Le potature e gli innesti
Febbraio è l’ultimo mese utile per la potatura di molti alberi da frutto (come melo, pero e vite) prima che le gemme inizino a gonfiarsi. L’obiettivo è eliminare i rami secchi o malati e dare luce alla chioma. Se durante le operazioni di potatura è previsto il gelo, rimandare l’operazione o se proprio non è possibile, proteggere le piante adeguatamente applicando l’apposito mastice sui tagli importanti o lasciando un adeguato cono di essiccazione (in particolare per la vigna che non va tagliata tropo “a corto”).

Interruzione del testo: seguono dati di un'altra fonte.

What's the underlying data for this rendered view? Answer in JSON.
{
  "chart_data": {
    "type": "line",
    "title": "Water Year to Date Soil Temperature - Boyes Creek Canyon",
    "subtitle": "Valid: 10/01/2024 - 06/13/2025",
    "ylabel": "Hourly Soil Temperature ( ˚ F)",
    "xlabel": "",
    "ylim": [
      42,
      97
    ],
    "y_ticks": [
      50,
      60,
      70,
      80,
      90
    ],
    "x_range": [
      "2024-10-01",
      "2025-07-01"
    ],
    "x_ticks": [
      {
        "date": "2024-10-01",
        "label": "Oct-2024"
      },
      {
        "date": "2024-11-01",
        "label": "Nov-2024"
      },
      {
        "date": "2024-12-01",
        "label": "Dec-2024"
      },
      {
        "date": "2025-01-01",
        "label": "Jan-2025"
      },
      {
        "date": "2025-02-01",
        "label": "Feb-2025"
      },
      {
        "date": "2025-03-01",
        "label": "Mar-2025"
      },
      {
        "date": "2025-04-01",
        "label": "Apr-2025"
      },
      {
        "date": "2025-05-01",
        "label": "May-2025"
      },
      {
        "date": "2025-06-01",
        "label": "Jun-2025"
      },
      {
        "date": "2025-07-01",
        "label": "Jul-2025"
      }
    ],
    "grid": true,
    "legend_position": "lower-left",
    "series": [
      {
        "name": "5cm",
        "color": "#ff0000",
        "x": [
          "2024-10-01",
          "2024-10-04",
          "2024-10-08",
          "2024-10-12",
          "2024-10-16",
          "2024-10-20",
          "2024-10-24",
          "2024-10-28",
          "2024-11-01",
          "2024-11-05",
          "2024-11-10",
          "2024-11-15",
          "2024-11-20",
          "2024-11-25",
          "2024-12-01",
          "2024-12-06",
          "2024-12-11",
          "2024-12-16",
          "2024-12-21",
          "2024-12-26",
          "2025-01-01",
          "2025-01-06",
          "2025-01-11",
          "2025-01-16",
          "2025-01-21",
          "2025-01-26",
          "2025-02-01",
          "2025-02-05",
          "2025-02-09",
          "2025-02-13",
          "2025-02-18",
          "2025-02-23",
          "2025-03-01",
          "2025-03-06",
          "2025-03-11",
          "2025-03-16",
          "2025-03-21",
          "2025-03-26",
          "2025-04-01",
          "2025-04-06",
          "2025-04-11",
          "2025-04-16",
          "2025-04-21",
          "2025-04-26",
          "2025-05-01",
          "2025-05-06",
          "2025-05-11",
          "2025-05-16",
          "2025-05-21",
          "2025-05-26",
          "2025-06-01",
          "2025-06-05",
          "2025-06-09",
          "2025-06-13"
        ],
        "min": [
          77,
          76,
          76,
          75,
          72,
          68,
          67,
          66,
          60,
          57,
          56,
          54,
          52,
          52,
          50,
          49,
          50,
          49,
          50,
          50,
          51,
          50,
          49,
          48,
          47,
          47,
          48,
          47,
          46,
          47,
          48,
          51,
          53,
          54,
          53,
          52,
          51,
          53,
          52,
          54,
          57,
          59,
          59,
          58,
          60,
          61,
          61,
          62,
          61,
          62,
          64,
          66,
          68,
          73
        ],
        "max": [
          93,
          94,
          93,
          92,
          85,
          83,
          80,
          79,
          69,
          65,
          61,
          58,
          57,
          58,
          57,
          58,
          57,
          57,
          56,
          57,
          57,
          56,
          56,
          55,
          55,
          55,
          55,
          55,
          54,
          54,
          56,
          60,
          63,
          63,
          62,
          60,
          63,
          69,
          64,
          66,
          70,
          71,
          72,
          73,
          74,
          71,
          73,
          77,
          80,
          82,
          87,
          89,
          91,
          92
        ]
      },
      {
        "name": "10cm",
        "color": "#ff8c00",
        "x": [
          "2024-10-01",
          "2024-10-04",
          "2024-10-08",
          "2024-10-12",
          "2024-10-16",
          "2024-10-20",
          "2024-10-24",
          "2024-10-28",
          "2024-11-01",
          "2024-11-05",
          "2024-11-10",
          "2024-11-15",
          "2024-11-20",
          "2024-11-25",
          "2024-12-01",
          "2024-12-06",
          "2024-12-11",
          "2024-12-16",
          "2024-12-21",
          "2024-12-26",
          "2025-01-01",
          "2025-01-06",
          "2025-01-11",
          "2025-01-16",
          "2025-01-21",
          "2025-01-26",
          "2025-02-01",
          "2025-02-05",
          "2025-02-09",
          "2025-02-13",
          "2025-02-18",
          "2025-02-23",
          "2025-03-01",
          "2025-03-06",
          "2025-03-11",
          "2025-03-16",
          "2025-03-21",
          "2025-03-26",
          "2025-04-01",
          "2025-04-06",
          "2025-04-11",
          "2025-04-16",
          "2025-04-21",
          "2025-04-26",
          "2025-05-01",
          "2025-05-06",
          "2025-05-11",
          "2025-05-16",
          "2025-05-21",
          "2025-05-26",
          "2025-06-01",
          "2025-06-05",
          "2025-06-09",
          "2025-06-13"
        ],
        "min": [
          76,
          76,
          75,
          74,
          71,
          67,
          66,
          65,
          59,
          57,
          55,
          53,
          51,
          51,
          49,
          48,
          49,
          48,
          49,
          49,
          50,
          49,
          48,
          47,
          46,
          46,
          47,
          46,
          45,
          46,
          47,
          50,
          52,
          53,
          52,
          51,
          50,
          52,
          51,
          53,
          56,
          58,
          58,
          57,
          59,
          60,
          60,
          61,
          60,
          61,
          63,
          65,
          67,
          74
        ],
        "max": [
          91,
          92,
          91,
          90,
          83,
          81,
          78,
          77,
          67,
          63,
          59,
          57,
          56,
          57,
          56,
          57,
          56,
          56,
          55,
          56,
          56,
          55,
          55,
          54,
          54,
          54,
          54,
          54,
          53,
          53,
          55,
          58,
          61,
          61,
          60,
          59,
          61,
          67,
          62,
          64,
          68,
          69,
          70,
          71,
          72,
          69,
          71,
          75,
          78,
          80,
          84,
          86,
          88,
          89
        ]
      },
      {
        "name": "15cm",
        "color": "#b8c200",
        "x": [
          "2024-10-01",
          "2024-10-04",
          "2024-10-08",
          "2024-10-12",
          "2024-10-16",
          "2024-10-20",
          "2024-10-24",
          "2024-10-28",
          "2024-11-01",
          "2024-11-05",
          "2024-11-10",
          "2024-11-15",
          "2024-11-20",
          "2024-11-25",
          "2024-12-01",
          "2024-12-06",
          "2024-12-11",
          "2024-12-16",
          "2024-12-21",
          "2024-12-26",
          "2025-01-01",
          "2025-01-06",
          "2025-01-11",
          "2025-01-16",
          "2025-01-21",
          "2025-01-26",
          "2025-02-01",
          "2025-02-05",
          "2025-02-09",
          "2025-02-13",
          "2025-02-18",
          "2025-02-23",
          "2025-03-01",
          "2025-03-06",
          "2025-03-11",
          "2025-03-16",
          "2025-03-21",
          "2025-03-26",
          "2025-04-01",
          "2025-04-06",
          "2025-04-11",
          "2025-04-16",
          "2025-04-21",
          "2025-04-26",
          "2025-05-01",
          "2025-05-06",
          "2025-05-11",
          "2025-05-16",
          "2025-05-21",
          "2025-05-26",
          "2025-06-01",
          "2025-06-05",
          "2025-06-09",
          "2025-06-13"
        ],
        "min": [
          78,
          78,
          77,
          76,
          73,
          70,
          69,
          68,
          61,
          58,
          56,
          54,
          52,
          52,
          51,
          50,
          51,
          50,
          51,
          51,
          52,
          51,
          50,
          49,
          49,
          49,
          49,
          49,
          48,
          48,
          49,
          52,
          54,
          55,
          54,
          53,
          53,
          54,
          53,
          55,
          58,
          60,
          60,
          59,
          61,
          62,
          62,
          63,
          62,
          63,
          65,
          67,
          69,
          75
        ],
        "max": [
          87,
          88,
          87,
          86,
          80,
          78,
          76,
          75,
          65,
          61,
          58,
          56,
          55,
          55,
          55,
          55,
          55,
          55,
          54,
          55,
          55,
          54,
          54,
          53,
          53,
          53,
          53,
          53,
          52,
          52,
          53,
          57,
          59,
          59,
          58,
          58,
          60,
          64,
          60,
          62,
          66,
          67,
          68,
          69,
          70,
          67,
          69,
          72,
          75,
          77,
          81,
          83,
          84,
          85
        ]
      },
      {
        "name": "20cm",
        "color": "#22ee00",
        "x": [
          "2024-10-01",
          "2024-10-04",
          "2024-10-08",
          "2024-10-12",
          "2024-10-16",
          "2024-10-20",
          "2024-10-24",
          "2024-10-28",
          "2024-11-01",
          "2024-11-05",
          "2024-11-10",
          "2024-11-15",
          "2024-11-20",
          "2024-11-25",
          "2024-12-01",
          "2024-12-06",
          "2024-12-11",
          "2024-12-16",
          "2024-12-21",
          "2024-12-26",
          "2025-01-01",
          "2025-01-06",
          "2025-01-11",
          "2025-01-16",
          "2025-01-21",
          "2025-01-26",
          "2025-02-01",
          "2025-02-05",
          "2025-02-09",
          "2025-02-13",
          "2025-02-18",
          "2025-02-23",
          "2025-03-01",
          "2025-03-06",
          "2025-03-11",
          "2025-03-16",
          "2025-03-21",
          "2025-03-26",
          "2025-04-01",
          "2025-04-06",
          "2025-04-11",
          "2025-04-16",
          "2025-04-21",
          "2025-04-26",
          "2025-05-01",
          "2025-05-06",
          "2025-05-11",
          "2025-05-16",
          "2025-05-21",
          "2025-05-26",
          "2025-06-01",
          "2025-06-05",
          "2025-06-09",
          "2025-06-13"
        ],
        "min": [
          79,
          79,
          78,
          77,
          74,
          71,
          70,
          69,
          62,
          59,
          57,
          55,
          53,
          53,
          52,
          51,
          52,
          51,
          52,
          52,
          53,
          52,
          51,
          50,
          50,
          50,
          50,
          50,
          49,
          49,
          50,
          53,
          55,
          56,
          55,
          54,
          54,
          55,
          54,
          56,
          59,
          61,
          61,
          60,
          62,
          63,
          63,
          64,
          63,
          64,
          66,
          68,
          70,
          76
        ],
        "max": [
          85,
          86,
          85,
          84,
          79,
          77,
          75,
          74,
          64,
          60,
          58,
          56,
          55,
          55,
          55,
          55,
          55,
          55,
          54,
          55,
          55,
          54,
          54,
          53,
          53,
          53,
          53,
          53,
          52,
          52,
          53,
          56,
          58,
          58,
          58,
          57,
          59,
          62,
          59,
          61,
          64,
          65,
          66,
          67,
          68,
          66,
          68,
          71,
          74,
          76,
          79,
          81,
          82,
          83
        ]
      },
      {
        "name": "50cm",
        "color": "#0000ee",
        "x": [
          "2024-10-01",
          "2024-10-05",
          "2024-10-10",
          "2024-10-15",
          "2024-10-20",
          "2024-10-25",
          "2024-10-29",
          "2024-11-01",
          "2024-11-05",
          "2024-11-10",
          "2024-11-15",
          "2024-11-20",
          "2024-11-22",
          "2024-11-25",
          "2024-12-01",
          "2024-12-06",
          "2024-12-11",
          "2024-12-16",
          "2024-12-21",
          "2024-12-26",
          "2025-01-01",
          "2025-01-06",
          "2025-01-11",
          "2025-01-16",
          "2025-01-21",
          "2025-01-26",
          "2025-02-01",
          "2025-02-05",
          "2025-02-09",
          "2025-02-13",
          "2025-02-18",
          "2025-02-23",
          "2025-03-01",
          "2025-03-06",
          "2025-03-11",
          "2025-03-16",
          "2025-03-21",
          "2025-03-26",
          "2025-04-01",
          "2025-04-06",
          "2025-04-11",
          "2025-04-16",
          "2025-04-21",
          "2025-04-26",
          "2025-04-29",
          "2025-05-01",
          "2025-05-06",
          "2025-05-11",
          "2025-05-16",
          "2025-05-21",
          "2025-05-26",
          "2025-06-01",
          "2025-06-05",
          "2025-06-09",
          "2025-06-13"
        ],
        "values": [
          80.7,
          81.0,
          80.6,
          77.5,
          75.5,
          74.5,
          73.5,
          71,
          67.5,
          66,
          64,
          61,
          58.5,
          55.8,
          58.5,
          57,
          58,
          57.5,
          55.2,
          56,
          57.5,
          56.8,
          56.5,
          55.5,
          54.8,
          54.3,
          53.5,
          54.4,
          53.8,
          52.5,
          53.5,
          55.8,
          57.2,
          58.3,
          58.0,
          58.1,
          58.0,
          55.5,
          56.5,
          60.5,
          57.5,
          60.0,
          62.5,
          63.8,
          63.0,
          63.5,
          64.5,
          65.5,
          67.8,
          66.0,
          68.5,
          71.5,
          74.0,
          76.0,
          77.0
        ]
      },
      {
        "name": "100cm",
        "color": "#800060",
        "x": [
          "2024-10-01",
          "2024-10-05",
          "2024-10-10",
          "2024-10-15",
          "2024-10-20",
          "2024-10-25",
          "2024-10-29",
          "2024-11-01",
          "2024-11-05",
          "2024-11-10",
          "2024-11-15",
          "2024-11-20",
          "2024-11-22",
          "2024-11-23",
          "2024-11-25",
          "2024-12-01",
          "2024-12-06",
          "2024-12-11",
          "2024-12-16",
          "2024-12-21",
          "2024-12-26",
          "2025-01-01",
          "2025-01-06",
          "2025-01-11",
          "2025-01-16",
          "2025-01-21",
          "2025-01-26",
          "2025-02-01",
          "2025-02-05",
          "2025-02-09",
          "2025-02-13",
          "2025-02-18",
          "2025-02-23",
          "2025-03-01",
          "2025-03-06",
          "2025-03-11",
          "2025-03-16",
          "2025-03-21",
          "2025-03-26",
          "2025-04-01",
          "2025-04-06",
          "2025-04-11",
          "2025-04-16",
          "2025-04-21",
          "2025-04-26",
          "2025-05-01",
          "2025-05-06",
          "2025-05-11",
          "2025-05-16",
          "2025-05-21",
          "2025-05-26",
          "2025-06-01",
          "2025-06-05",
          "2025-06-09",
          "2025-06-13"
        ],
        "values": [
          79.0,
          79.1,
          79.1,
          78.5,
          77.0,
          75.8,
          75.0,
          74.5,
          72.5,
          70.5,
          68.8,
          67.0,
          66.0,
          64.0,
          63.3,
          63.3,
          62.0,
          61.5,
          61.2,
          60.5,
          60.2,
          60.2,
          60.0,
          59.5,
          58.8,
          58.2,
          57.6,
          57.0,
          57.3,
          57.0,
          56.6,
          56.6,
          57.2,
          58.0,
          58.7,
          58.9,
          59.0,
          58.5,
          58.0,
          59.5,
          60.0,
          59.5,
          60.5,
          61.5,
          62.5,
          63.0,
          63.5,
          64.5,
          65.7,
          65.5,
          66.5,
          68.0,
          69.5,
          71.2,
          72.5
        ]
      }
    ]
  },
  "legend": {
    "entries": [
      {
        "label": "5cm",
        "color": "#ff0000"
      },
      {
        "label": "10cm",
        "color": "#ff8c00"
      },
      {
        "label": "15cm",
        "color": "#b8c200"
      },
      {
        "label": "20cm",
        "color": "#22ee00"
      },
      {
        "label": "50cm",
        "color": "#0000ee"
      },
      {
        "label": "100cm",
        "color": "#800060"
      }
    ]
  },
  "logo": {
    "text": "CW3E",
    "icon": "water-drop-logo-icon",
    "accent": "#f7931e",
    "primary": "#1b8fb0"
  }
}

In questo mese e per buona parte del successivo, l’innesto “a marza” su melo e pero danno ottimi risultati: la parte da innestare deve essere composta da un ramo con al massimo tre gemme. Per gli agrumi l’innesto migliore è quello “a corona”. Per l’olivo, ciliegio, noce e fico è meglio attendere la fine di marzo: per queste piante la tecnica migliore è quella dell’innesto per “approssimazione”. Questo “falso innesto” si ottiene praticando due incisioni identiche su due rami, uno sul portainnesto, la pianta che vogliamo ringiovanire, e uno sulla marza, la pianta giovane che vogliamo utilizzare. Il ramo della marza riceverà nutrimento dalla pianta madre fino a completa fusione con la prima. La fusione si ottiene avvicinando e immobilizzando i due rami incisi. A saldatura avvenuta, si taglia la parte superiore del portainnesto e la parte inferiore della marza. Questa tecnica è utilizzata anche nei bonsai.